Donald Trump, accompagné de Recep Tayyip Erdogan, lors d’une réunion multilatérale consacrée à la situation à Gaza, en marge de l’Assemblée générale de l’ONU, à New York, le 23 septembre 2025. (Brendan Smialowski/AFP via Getty Images)
« Compréhension commune » sur Gaza
Répondant aux journalistes après l’entretien, Erdogan a reconnu qu’« il serait impossible de régler tous les sujets en une seule réunion ».
« Cependant, celle-ci a permis des avancées substantielles sur de nombreux dossiers », a-t-il ajouté, selon le compte-rendu diffusé par ses services.
Le président turc a précisé avoir évoqué le développement des échanges commerciaux, les deux camps ambitionnant une cible annuelle de 100 milliards de dollars.
Il a également affirmé être parvenu à une « compréhension commune » avec Donald Trump pour instaurer un cessez-le-feu à Gaza, théâtre de guerre depuis l’attaque du Hamas contre Israël le 7 octobre 2023.
« Nous avons exposé [lors de la réunion à la Maison-Blanche] les étapes à suivre pour parvenir, en priorité, à un cessez-le-feu à Gaza », a-t-il assuré, cité par l’agence Anadolu. « Une compréhension commune s’est dégagée. M. Trump sait également que la situation ne peut perdurer ainsi. »

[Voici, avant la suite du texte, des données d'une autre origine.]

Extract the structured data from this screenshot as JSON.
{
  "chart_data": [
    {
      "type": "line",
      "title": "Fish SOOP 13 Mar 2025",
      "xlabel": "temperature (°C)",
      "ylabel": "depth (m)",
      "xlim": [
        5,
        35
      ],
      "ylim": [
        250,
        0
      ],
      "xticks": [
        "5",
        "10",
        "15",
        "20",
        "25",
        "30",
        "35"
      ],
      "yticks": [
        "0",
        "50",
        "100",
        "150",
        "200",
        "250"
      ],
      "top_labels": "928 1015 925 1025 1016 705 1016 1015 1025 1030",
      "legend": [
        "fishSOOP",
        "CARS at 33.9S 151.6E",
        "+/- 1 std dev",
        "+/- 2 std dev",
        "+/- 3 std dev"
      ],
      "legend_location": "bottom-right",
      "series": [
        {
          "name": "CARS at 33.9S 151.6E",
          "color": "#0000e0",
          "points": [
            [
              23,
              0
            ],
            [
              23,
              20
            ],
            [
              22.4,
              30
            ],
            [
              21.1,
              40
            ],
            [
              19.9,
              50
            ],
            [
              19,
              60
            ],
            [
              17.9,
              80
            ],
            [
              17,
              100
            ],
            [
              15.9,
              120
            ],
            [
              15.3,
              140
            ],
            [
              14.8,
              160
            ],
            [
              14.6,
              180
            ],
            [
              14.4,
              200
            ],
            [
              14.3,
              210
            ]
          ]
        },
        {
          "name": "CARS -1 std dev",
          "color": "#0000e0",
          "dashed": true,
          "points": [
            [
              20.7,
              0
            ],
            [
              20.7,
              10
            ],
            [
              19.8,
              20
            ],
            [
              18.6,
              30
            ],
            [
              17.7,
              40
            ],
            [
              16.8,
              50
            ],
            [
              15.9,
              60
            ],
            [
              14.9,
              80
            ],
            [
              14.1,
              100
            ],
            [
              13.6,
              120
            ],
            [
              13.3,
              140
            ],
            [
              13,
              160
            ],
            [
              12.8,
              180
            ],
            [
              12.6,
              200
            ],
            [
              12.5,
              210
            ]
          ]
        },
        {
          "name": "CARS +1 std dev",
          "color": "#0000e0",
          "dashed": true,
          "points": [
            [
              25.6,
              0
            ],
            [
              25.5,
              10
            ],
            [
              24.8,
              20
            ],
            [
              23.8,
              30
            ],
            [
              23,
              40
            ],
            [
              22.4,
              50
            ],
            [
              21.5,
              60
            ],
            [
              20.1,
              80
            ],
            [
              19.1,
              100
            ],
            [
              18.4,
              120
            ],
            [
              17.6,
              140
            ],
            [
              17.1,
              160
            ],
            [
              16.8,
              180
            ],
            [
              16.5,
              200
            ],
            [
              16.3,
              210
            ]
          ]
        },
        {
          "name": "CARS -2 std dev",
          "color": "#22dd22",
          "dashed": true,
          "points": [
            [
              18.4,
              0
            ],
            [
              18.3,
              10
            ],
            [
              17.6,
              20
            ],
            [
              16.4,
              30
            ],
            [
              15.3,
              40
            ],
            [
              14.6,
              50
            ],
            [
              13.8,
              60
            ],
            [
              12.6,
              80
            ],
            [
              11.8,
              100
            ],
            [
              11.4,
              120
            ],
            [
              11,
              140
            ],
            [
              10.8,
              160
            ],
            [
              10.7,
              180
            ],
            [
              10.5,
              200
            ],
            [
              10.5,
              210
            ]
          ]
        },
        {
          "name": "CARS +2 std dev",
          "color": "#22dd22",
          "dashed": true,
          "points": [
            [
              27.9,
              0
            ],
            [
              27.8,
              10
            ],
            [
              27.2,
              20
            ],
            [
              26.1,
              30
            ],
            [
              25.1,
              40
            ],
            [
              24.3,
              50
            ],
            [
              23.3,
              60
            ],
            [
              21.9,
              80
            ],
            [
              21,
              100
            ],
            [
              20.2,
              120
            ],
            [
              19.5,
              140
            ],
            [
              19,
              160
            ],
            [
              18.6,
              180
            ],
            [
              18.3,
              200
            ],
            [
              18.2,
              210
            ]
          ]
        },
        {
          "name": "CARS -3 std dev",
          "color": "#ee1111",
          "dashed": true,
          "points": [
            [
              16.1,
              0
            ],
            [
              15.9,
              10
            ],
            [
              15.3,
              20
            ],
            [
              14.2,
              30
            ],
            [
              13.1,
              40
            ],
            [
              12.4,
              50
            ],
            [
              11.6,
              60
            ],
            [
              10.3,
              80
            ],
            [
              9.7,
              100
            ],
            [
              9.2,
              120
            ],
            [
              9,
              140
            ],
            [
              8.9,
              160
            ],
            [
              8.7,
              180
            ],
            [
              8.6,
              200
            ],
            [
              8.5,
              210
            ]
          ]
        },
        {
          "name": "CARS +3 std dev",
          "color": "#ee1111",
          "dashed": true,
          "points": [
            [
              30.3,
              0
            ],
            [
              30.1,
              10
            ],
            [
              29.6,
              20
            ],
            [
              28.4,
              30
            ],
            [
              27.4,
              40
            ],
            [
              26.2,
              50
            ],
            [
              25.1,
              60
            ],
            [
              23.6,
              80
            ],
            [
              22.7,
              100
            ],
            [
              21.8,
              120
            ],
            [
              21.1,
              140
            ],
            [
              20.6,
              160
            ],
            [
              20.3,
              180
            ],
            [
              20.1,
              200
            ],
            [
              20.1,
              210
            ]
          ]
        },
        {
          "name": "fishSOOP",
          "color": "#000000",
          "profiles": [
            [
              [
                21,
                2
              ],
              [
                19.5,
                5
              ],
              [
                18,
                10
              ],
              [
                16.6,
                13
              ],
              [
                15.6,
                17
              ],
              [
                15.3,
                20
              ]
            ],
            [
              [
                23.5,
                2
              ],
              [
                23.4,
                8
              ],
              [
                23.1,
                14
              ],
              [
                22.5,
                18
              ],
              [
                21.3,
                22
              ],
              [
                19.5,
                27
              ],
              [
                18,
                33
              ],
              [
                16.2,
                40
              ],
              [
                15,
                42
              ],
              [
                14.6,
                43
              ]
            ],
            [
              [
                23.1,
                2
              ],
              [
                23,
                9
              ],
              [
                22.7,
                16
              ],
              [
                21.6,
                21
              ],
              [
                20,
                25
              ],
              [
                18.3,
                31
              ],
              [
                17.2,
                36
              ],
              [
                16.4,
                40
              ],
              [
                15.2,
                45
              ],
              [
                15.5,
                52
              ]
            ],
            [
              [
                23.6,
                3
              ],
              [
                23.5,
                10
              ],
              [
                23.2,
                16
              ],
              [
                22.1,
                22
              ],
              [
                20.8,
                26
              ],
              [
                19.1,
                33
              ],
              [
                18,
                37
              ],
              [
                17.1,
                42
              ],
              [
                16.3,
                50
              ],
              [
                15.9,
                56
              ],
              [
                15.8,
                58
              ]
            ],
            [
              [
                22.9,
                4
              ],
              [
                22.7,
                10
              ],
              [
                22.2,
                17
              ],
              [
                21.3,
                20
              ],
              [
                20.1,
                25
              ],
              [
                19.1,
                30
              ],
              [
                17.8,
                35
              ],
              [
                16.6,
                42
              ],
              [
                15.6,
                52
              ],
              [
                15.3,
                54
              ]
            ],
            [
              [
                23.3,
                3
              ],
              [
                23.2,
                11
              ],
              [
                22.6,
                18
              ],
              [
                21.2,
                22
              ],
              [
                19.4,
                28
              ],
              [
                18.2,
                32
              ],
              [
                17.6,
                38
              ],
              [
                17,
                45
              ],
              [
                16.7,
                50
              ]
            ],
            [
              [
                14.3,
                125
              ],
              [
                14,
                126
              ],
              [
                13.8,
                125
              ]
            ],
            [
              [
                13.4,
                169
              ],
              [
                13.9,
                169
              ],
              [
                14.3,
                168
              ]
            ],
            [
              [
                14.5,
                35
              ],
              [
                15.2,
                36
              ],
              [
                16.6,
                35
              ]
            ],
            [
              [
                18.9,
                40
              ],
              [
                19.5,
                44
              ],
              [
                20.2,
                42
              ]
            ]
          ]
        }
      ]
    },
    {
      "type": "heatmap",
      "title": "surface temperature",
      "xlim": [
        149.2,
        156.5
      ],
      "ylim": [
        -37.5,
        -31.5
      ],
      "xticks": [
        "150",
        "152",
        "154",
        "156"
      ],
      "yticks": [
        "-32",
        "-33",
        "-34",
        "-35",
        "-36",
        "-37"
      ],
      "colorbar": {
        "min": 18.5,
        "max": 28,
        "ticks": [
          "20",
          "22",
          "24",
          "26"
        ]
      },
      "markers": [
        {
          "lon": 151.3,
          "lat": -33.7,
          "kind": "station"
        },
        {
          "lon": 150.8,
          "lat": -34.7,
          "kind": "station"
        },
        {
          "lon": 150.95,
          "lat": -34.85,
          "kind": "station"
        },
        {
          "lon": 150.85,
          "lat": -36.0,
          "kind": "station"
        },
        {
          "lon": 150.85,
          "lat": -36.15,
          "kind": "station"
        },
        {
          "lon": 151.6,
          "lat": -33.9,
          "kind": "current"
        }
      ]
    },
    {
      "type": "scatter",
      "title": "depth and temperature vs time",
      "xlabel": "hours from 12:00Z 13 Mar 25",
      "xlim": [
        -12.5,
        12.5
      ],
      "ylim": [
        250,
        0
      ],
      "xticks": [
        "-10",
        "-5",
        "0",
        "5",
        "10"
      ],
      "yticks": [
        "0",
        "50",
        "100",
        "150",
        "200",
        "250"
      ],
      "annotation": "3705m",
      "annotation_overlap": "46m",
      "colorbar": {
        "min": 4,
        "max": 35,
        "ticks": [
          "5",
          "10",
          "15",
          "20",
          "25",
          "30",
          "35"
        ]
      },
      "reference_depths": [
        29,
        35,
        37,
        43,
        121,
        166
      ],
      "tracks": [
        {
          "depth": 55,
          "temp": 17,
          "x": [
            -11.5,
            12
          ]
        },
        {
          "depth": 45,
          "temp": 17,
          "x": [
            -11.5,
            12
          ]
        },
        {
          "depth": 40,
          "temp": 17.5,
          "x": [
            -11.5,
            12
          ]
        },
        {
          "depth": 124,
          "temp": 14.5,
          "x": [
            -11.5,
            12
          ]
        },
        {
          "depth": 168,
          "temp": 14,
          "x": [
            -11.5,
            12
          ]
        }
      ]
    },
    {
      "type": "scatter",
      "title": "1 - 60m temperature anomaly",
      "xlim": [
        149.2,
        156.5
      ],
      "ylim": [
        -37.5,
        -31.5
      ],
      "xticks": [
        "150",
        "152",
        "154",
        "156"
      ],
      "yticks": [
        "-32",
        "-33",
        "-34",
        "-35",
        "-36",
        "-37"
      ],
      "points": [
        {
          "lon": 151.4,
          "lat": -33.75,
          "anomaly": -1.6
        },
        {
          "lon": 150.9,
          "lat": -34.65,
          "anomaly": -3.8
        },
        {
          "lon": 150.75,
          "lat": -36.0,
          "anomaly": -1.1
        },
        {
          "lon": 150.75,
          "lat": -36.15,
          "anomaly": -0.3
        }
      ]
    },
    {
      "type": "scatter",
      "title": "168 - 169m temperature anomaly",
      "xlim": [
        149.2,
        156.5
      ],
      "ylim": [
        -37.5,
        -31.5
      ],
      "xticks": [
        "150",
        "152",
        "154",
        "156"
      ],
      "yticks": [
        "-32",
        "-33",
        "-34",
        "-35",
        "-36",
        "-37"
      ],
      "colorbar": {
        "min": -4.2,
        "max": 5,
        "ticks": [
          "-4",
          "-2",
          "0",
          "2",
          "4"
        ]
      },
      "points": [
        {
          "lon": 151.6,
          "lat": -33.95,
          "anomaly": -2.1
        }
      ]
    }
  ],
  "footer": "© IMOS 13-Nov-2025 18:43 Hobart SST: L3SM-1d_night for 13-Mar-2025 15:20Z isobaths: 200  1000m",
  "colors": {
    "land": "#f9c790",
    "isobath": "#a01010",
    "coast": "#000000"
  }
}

Deux jours avant la réunion, les deux dirigeants se trouvaient à New York, où ils ont participé à une réunion sur Gaza organisée en marge de l’Assemblée générale des Nations unies. Les dirigeants de plusieurs États de la région, dont l’Égypte, le Qatar, l’Arabie saoudite, la Jordanie et les Émirats arabes unis, ont également assisté à cet événement.
Lors de ce sommet, Donald Trump a présenté un plan de paix pour le Proche-Orient en 21 points, dont le contenu n’a pas encore été rendu public.
Selon Ilhan Uzgel, rien ne permet de savoir en quoi consiste la « compréhension » à laquelle sont parvenus les leaders américain et turc sur Gaza. « Je ne pense pas que des décisions concrètes aient été prises lors du sommet Erdogan-Trump », juge-t-il.
« Les États-Unis préparent un plan de paix, mais la Turquie n’a pas participé à son élaboration. »
Avec la contribution de Reuters.

Adam Morrow couvre la guerre entre la Russie et l'Ukraine pour Epoch Times.